How to Understand Criminology Theories



When it comes to understanding the theories behind connections between crimes and individuals or the community, many people may not realize that the beliefs that differentiate the theories are not as complex as they may seem at first. By simplifying the core of the theories, individuals are able to more properly understand the different theories that can help individuals to identify the theory that they most identify with when considering the interactions of crime and society. Once the foundation of the theories are understood, it is much easier to build upon the theory by including some of the more complex ideas supported by the theory. A number of theories exist, and many are being created daily on the part of individuals. However, there are a few theories that are more common and widely held as beliefs than other theories may be.

There are social structure theories, or those theories that the status and construction of the social setting will define the likelihood and amount of crime in the area. Individuals that are exposed to poverty and other signs of social deterioration are believed to be more prone to crimes and acts of violence. There are other specific social theories that believe crime is perpetuated by the inequality that exists within the social structure that is established. When people are unable to achieve that which society expects of them, such as the “American Dream”, these individuals turn to crime to try to realize this dream. Individual theories exist in order to explain criminology within a society. Trait theories are those based on scientific knowledge of the human body and how chemicals and genetic material will determine or alter how an individual responds to stimuli. Aggressive behavior and antisocial tendencies are just some of the many personality traits of individuals that are involved in crime, and the links to genetics, hormones and other biological factors are currently being studied.

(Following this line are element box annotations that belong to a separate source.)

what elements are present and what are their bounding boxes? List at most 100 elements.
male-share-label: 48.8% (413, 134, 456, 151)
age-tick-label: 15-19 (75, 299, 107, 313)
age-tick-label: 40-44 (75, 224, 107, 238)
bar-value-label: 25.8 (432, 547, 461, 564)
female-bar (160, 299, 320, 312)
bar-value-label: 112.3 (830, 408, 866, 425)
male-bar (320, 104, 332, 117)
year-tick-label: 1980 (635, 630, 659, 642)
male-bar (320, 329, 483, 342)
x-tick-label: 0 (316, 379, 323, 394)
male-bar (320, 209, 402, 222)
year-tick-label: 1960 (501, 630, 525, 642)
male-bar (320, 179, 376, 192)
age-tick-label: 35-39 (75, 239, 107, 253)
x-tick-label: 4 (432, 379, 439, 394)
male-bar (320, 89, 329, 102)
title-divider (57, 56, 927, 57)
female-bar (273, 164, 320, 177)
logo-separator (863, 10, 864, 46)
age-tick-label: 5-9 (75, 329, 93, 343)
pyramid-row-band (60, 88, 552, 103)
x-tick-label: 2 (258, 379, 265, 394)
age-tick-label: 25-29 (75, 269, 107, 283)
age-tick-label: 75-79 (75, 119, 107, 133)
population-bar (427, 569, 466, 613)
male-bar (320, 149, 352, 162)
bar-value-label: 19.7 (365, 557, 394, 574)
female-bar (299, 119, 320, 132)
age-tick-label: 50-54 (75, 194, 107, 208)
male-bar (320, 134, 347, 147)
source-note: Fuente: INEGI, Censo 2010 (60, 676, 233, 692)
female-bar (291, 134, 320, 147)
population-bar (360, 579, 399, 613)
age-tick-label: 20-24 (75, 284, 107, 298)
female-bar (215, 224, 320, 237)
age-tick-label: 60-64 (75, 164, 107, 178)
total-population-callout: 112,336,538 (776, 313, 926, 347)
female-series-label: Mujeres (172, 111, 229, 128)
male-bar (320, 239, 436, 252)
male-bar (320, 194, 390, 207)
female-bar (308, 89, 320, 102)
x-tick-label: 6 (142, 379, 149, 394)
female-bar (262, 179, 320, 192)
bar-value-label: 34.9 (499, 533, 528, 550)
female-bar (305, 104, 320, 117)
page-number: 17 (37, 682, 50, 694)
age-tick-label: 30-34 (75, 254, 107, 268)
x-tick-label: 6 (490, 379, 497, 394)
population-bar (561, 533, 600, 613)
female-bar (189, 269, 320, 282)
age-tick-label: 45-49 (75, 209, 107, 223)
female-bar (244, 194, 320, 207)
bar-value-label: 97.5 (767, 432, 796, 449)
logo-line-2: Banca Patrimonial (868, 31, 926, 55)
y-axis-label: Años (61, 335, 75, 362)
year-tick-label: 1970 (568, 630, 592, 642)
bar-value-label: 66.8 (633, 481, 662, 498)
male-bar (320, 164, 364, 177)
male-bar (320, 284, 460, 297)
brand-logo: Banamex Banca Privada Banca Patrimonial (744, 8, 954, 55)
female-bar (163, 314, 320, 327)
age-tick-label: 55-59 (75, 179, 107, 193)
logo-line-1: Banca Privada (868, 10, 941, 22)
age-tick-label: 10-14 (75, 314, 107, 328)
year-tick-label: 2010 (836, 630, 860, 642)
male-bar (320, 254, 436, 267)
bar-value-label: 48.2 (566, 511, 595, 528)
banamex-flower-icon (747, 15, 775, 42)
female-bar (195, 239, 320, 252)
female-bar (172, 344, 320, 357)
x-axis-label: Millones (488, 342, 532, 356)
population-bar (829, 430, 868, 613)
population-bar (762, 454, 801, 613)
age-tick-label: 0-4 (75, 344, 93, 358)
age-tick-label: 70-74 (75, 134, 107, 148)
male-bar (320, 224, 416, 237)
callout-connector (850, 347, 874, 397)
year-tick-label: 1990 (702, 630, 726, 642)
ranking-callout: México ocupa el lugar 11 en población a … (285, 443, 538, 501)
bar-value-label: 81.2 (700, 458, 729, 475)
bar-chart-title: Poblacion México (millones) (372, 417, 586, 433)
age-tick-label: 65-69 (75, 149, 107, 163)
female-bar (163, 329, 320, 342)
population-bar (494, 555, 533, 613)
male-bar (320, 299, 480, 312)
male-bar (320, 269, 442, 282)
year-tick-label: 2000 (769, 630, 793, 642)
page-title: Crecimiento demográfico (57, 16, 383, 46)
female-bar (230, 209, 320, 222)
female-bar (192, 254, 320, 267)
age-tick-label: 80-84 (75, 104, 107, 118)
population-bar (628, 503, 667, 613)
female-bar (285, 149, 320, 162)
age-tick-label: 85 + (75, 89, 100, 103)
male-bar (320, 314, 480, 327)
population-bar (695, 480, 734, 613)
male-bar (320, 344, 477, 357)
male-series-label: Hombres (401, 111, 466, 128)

Some theories stop looking at what encourages an individual to become corrupt, and instead focus on the effects of society to explain how and why some people are able to lead productive and admirable lives. These theories are commonly referred to as control or social control theories. In an example, it is illustrated that an individual that has a greater degree of self control will be able to wait patiently while attaining their dream or goal instead of using possibly degenerate means in order to gain immediate access to their desire. Symbolic interaction as a theory examines the relationship of the powerful, ruling class and those that are less powerful. By integrating themselves into the belief that they were less powerful, youths that were looked down on played up to the role designated to them. It represents a self-fulfilling prophecy of sorts since the youths are taking the more powerful group at their word and transferring the definition onto themselves as criminals.

Of the last main theories that surround criminology, rational choice theory maintains that criminals weigh the pros and cons of an outcome just like anyone else. When the costs and benefits are dissected, the criminal will make a decision. They may also consider the time and place for the crime as well in order to find the situation with the lowest crime risk.